Catherine fut etalee sur la table a la maniere d'une simple pate a pain, puis, sans perdre un instant, Fatima chaussa sa main droite d'un gant de laine reche, empoigna de l'autre un grand pot de terre plein d'une sorte de pate ocre et se mit a enduire sa cliente a une allure vertigineuse. En un rien de temps, la jeune femme se retrouva transformee en une sorte de statue boueuse avec quelques trous pour les yeux et la respiration. Ensuite, les mains vigoureuses de Fatima la frictionnerent avec cette terre, puis on la lava a grande eau avant de l'envelopper dans un grand drap de laine fine et de la transporter sur une autre table pourvue d'un appui echancre pour le cou qui laissait pendre les cheveux au-dehors.
La tete de Catherine fut savonnee plusieurs fois, rincee, rerincee, enduite d'une huile parfumee, puis relavee et finalement frictionnee avec de l'essence de jasmin. Durant tout le temps qu'avaient pris ces operations, elle n'avait meme pas entendu le son de la voix de la grosse Fatima. Celle-ci ne se decida a parler qu'une fois sa cliente enturbannee d'une serviette seche, revetue d'un peignoir de laine blanche fine et installee sur une sorte de lit de repos au milieu d'une multitude de coussins.

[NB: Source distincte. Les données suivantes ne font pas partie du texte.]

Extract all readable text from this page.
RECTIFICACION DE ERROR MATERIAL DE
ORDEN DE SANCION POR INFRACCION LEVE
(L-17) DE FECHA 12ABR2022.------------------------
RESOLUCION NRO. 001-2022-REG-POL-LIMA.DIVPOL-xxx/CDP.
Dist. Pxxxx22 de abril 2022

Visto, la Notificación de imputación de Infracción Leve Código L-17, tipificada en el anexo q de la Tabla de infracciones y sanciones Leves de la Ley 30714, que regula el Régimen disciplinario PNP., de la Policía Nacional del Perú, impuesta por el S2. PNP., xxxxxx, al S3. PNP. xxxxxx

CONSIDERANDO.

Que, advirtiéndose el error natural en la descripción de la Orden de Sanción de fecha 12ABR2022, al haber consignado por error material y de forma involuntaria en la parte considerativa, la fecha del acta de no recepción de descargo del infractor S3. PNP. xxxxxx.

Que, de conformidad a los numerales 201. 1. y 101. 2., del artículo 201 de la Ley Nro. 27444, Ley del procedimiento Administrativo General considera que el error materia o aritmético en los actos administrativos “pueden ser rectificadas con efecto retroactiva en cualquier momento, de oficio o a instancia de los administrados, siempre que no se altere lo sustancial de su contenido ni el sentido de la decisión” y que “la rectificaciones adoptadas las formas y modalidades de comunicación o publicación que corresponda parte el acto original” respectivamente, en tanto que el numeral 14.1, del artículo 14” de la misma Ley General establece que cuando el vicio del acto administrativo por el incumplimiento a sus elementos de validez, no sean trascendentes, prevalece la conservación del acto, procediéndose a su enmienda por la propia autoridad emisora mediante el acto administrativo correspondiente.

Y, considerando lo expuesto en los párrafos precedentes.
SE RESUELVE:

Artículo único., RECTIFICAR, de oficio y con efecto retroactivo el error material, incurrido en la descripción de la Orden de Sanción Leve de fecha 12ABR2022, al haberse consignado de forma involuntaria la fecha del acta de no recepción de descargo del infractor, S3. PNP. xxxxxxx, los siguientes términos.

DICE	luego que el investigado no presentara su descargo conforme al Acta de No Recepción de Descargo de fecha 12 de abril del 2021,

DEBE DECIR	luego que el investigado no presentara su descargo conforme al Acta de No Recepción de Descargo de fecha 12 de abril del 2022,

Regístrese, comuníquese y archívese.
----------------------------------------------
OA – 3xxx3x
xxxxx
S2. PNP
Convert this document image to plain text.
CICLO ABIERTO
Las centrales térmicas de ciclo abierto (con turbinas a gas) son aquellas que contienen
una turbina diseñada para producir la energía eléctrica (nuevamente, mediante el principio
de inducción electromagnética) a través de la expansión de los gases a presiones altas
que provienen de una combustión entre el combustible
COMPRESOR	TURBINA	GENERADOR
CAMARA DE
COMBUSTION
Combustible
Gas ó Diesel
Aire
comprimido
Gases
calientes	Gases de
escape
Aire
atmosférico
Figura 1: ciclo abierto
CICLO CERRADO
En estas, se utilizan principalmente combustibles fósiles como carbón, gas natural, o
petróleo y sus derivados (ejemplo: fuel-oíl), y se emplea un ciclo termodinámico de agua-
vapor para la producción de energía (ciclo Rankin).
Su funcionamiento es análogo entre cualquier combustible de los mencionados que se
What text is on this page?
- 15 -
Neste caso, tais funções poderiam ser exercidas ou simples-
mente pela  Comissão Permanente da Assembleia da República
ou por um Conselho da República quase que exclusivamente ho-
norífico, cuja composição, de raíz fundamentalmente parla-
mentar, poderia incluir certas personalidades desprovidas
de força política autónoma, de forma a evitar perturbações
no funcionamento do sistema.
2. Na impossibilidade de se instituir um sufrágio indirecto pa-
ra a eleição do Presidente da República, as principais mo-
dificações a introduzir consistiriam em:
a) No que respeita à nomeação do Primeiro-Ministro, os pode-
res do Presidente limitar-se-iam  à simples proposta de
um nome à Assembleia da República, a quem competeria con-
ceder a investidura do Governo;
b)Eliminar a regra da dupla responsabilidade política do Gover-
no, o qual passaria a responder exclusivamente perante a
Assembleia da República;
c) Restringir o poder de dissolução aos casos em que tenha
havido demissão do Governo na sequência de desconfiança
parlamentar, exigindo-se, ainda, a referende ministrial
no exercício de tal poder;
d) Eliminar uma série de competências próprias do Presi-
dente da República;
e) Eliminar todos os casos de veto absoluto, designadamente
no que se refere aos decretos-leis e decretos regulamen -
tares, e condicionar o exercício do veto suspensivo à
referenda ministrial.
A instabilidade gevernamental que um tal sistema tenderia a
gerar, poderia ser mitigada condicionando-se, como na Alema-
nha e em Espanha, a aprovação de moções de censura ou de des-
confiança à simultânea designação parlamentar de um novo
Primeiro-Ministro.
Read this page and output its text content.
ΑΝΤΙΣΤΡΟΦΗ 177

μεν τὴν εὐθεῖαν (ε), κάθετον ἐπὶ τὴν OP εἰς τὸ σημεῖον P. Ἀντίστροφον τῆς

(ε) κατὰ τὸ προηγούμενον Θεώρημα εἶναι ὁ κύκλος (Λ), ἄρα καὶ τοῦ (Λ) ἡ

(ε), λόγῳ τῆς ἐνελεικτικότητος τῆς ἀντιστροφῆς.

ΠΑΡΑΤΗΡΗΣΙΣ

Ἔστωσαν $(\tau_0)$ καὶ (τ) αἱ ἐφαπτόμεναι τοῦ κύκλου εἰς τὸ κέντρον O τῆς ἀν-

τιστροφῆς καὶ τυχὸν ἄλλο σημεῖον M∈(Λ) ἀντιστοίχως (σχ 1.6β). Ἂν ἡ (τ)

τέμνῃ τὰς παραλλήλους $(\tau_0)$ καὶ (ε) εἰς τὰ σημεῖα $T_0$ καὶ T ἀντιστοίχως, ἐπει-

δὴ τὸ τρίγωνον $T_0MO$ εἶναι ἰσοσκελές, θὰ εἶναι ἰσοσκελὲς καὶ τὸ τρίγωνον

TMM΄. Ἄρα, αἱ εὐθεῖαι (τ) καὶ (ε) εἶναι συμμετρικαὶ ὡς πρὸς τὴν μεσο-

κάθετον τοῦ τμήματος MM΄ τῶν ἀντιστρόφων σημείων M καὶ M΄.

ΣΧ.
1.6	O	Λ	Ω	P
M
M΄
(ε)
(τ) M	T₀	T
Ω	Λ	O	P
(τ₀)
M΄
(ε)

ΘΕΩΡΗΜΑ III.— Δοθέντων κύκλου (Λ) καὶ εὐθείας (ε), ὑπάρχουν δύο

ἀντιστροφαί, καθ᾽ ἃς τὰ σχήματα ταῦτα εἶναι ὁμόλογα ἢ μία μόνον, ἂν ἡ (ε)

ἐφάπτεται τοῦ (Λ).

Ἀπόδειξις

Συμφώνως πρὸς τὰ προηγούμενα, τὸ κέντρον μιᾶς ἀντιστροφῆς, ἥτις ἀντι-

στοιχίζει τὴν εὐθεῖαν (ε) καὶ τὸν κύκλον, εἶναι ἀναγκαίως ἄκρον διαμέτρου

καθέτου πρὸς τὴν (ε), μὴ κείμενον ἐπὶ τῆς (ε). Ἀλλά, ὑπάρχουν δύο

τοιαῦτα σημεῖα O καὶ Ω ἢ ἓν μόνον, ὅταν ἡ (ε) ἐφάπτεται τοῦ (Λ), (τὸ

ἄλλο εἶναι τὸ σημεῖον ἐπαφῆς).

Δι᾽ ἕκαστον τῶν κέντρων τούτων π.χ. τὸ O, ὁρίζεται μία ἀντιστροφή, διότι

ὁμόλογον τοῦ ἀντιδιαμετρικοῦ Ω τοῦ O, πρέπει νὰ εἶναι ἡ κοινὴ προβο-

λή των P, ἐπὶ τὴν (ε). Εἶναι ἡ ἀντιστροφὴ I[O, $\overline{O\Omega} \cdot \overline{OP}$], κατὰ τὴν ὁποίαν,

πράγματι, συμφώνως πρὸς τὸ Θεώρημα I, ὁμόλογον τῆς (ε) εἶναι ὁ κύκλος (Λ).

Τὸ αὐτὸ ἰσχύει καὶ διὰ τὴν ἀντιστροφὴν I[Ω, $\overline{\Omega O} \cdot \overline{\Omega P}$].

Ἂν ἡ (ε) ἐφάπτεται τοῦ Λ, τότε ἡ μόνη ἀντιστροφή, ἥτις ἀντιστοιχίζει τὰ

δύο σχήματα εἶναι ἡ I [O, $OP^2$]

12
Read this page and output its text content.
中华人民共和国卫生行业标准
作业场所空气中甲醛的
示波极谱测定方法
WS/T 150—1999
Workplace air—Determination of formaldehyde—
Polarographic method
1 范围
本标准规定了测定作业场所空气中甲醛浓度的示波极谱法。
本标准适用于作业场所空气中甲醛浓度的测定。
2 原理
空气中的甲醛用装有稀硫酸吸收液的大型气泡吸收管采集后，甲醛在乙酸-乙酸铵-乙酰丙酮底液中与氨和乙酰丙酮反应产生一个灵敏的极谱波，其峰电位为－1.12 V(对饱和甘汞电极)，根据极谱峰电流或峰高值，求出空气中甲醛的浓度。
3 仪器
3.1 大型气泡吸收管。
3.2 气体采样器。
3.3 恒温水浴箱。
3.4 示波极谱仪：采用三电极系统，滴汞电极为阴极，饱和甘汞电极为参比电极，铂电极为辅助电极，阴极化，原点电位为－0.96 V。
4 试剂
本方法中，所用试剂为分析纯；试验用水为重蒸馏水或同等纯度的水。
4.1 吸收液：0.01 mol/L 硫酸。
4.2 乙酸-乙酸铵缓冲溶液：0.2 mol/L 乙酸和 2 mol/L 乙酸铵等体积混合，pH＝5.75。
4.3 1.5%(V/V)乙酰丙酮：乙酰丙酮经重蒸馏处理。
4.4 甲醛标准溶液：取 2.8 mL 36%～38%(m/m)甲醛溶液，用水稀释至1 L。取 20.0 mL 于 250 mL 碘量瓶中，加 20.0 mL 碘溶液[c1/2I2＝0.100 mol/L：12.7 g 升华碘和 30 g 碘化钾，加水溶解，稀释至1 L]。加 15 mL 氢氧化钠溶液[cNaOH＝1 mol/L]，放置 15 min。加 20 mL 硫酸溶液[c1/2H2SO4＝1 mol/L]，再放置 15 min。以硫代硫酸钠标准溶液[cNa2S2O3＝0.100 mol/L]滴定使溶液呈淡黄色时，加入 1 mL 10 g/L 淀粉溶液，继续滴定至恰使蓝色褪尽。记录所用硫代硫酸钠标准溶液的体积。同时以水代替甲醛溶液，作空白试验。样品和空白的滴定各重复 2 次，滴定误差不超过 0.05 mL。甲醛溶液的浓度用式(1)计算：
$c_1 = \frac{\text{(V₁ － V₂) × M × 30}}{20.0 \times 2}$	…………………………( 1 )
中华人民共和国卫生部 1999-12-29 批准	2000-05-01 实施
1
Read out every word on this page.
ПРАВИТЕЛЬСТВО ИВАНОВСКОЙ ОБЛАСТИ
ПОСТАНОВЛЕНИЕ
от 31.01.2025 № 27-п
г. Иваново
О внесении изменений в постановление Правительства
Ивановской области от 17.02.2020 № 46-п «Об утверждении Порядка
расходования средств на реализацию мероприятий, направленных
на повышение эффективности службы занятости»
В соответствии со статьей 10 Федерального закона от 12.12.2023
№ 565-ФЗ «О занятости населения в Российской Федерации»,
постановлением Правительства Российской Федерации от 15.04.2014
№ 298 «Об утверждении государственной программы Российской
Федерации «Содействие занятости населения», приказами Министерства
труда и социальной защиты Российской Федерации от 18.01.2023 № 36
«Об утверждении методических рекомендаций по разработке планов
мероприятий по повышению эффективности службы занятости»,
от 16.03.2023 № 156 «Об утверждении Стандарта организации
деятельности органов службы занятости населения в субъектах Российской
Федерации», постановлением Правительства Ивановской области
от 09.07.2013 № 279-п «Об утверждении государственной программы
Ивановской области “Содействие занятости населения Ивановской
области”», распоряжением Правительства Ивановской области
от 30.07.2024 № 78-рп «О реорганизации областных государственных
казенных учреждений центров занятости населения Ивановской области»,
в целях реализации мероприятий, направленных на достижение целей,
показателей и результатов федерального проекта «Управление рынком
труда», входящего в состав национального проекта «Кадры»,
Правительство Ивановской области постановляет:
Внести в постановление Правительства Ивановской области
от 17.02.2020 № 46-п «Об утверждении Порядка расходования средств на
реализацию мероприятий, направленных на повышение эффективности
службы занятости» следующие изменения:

Fatima, alors, frappa dans ses mains et un eunuque apparut, portant un large plateau de cuivre empli d'une multitude de petits plats qu'il posa sur une table basse aupres du lit.
Fatima, qui n'avait pas juge utile de couvrir sa semi-nudite quand l'eunuque etait entre, designa le plateau a Catherine.
— Tu vas manger tout ce qu'il y a la-dessus.
— Tout ? s'ecria la jeune femme effaree.
En effet, elle pouvait voir, fumant sur le plateau, plusieurs sortes de boulettes de viande, deux potages dont l'un comportait lui aussi des boulettes, des concombres confits dans le vinaigre, des aubergines roties, une sorte de ragout dont la sauce embaumait et, enfin, plusieurs sortes de gateaux luisants de miel et herisses d'amandes. De quoi nourrir Gauthier lui-meme !
Je ne pourrai jamais manger tout cela ! fit-elle avec une timidite qu'expliquait la carrure de Fatima, mais la baigneuse ne s'emut pas pour autant.
— Tu y mettras le temps qu'il faut, mais il faut que tu manges tout
! Comprends-moi bien, Lumiere de l'Aurore": ton maitre Abou-al-Khayr t'a confiee a moi pour que je fasse de toi la plus belle creature de tout l'Islam. Et j'ai ma reputation a soutenir. Tu ne sortiras d'ici que lorsque ton corps sera devenu aussi suave qu'un sorbet a la rose !
— Je ne sortirai d'ici, repeta Catherine. Que veux-tu dire ?
— Que tu ne quitteras cette maison que pour entrer au lit de ton maitre et faire ses delices, affirma tranquillement la negresse. Cet appartement sera le tien jusqu'a ce jour. Tu y seras servie, soignee, surveillee comme...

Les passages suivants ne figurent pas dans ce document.